What average force is required to stop a 1500 kg car in 9.0 s if the car is traveling at 95 km/h ?

2 Answers
Feb 28, 2018

I got #4400N#

Explanation:

We can use the Impulse-Change in Momentum Theorem:

#F_(av)Deltat=Deltap=mv_f-mv_i#

so we get:

#F_(av)=(mv_f-mv_i)/(Deltat)=(1500*0-1500*26.4)/9=-4400N# opposite to the motion direction.

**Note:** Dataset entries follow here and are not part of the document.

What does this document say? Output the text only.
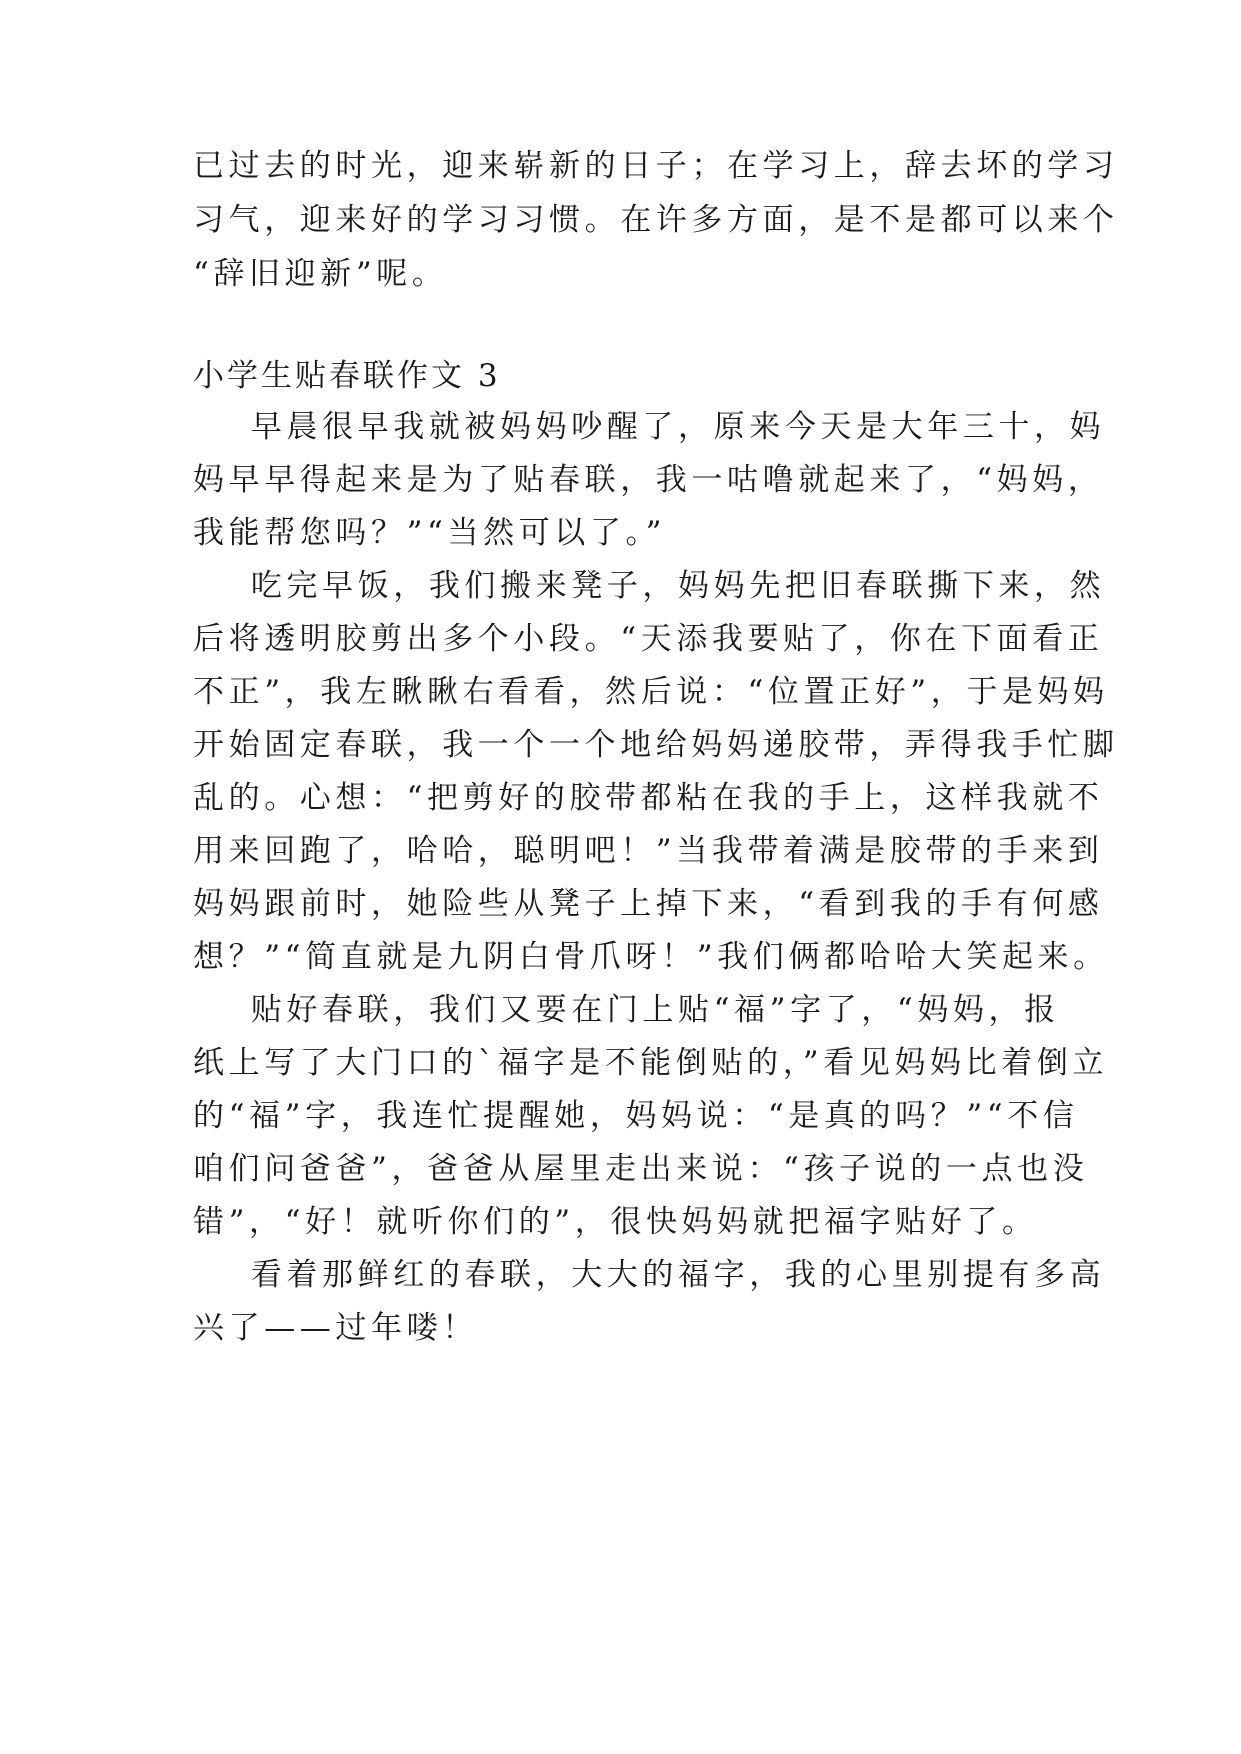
已过去的时光，迎来崭新的日子；在学习上，辞去坏的学习
习气，迎来好的学习习惯。在许多方面，是不是都可以来个
“辞旧迎新”呢。
小学生贴春联作文 3
早晨很早我就被妈妈吵醒了，原来今天是大年三十，妈
妈早早得起来是为了贴春联，我一咕噜就起来了，“妈妈，
我能帮您吗？”“当然可以了。”
吃完早饭，我们搬来凳子，妈妈先把旧春联撕下来，然
后将透明胶剪出多个小段。“天添我要贴了，你在下面看正
不正”，我左瞅瞅右看看，然后说：“位置正好”，于是妈妈
开始固定春联，我一个一个地给妈妈递胶带，弄得我手忙脚
乱的。心想：“把剪好的胶带都粘在我的手上，这样我就不
用来回跑了，哈哈，聪明吧！”当我带着满是胶带的手来到
妈妈跟前时，她险些从凳子上掉下来，“看到我的手有何感
想？”“简直就是九阴白骨爪呀！”我们俩都哈哈大笑起来。
贴好春联，我们又要在门上贴“福”字了，“妈妈，报
纸上写了大门口的`福字是不能倒贴的，”看见妈妈比着倒立
的“福”字，我连忙提醒她，妈妈说：“是真的吗？”“不信
咱们问爸爸”，爸爸从屋里走出来说：“孩子说的一点也没
错”，“好！就听你们的”，很快妈妈就把福字贴好了。
看着那鲜红的春联，大大的福字，我的心里别提有多高
兴了——过年喽！
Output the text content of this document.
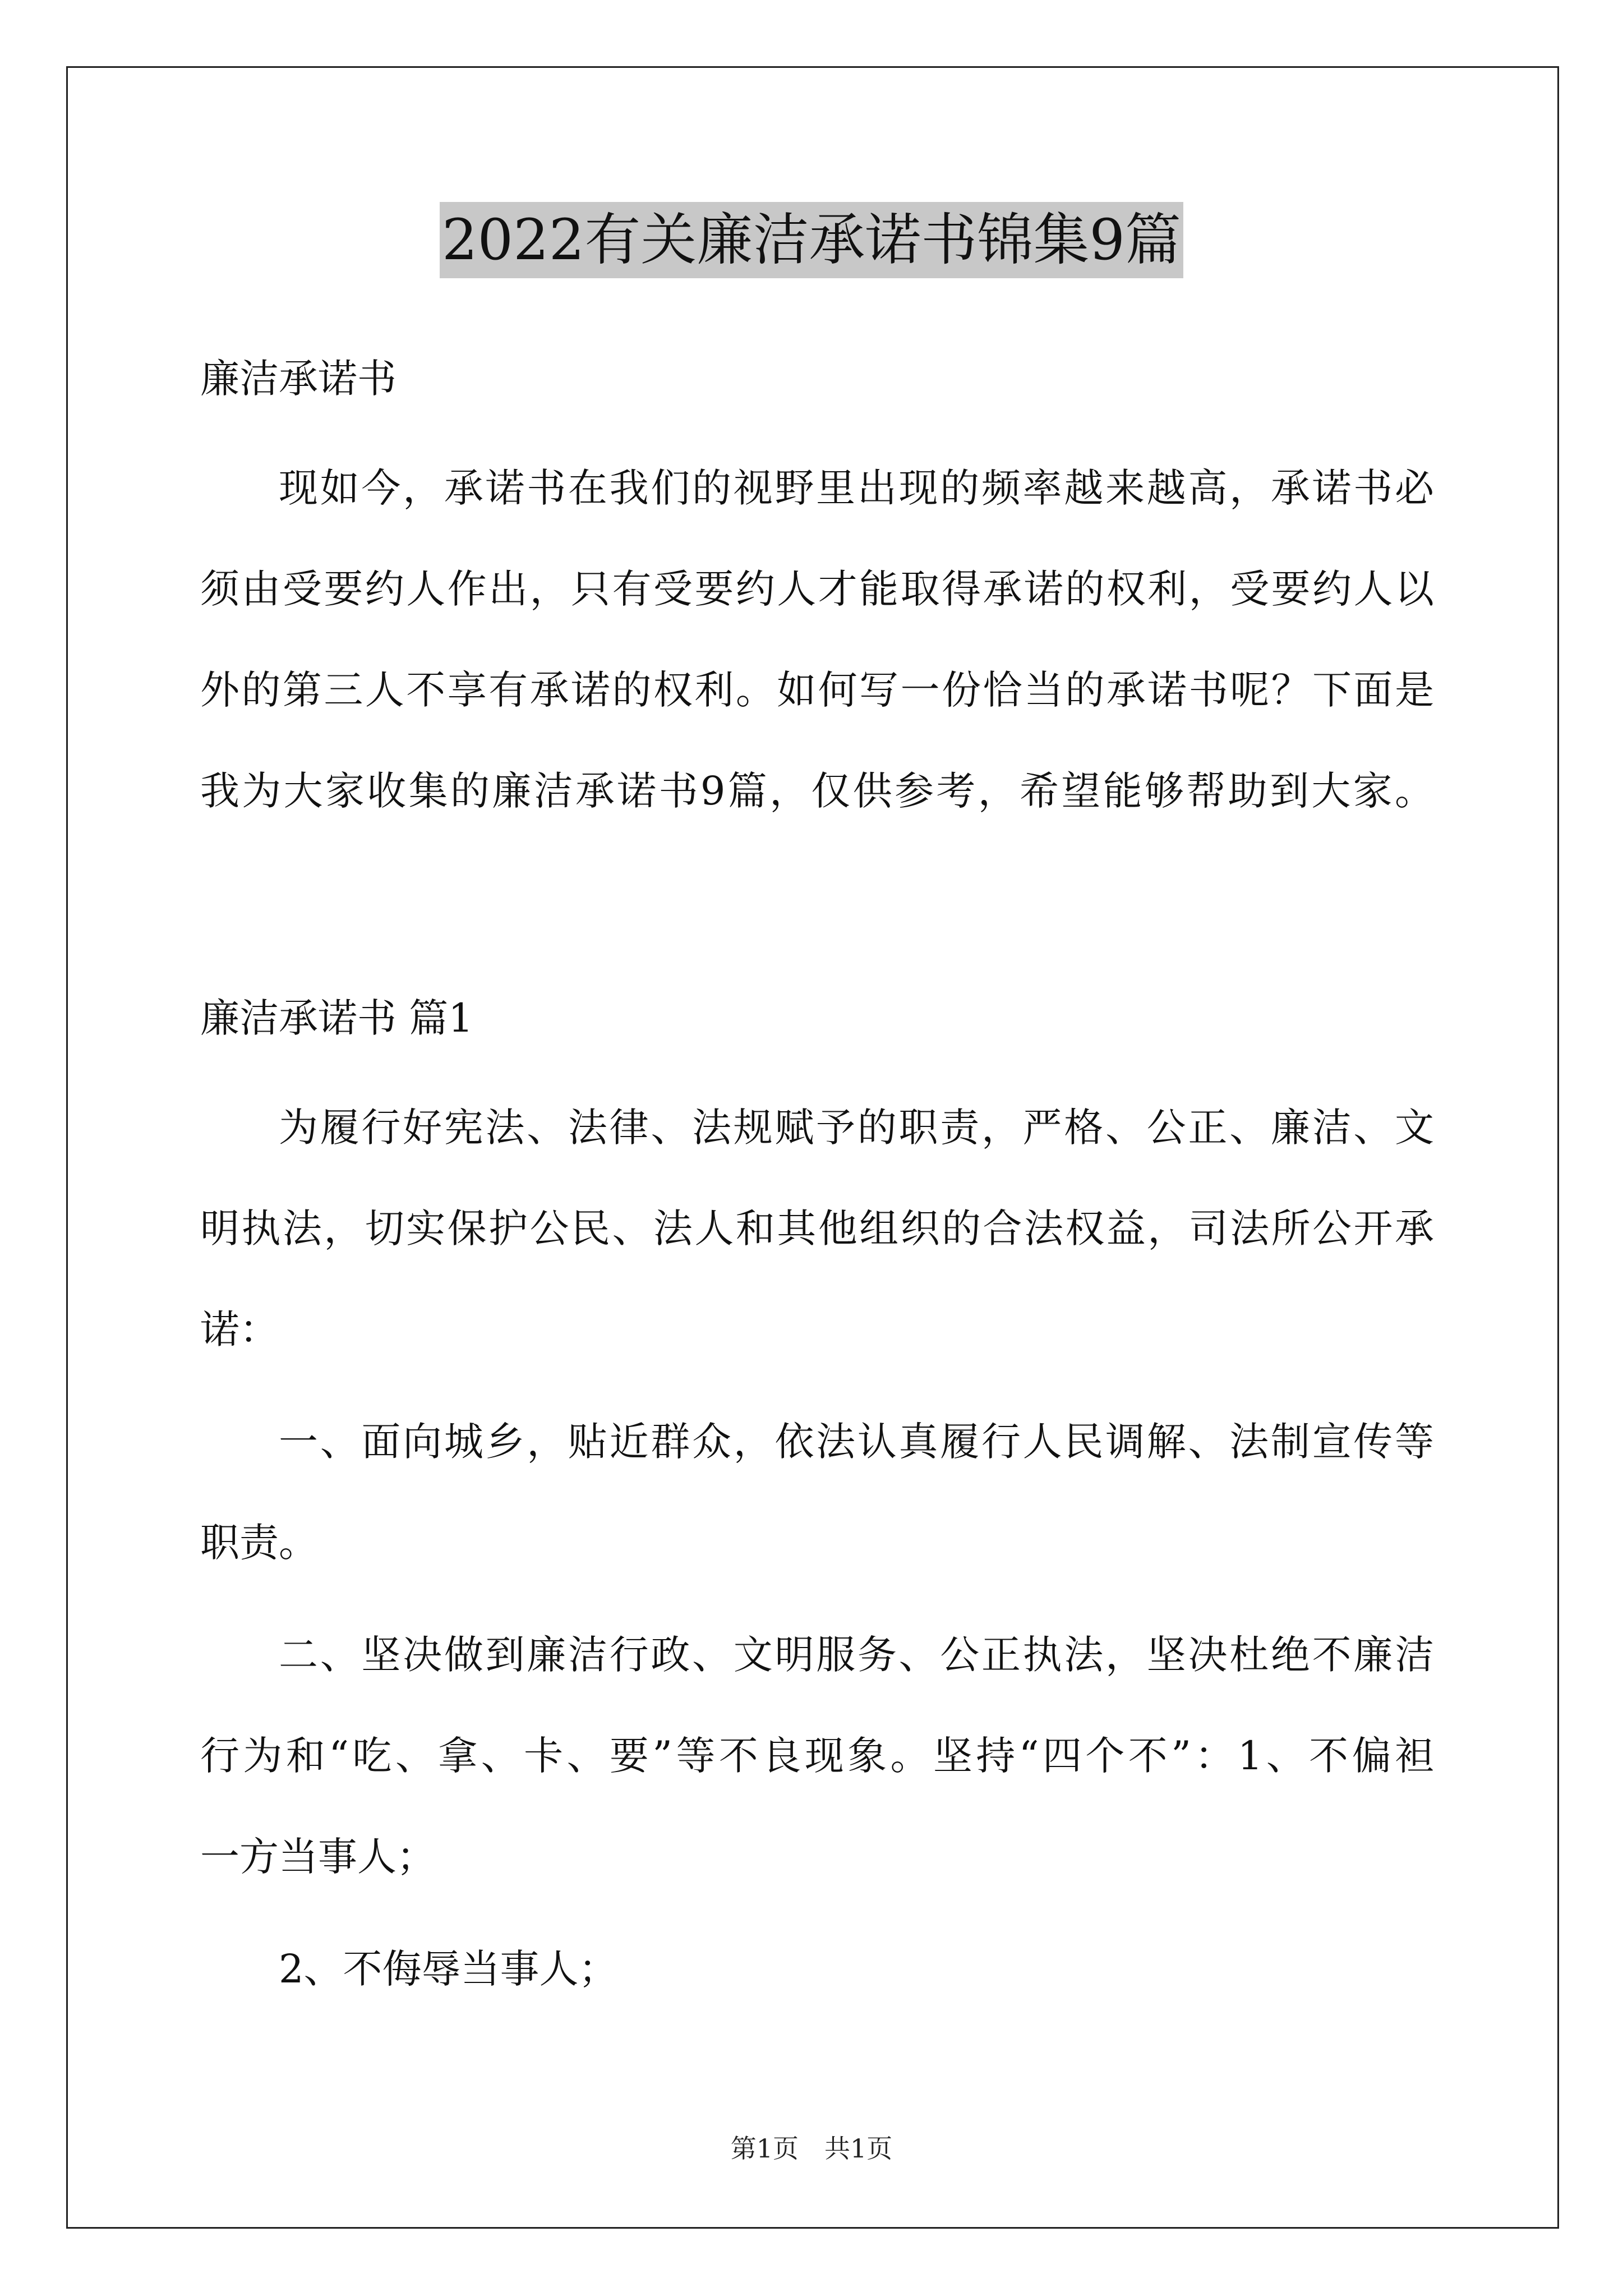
2022有关廉洁承诺书锦集9篇
廉洁承诺书
现如今，承诺书在我们的视野里出现的频率越来越高，承诺书必
须由受要约人作出，只有受要约人才能取得承诺的权利，受要约人以
外的第三人不享有承诺的权利。如何写一份恰当的承诺书呢？下面是
我为大家收集的廉洁承诺书9篇，仅供参考，希望能够帮助到大家。
廉洁承诺书 篇1
为履行好宪法、法律、法规赋予的职责，严格、公正、廉洁、文
明执法，切实保护公民、法人和其他组织的合法权益，司法所公开承
诺：
一、面向城乡，贴近群众，依法认真履行人民调解、法制宣传等
职责。
二、坚决做到廉洁行政、文明服务、公正执法，坚决杜绝不廉洁
行为和“吃、拿、卡、要”等不良现象。坚持“四个不”：1、不偏袒
一方当事人；
2、不侮辱当事人；
第1页　共1页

where I changed #(km)/h# into #m/s#.

Feb 28, 2018

#F_(ave)= 4398.148148kg((m)/(s^2))# or #N#

Explanation:

From Newton's second law of motion,
#F=ma#

where F is the force, a is the acceleration and m is the mass
acceleration = #(v_f-v_i)/t#

where #v_f# is the final velocity and #v_i# is the initial velocity
and #t# is the time in seconds.

So,

#F=((v_f-v_i)/t)*m#
#F=((0-(26.38888889)(km)/s)/(9s))*1500 kg = -4398.148148N#

The minus sign indicates the direction of the force is to the opposite side

*I have converted its speed from #95(km)/h# to #26.38888889(m)/s#.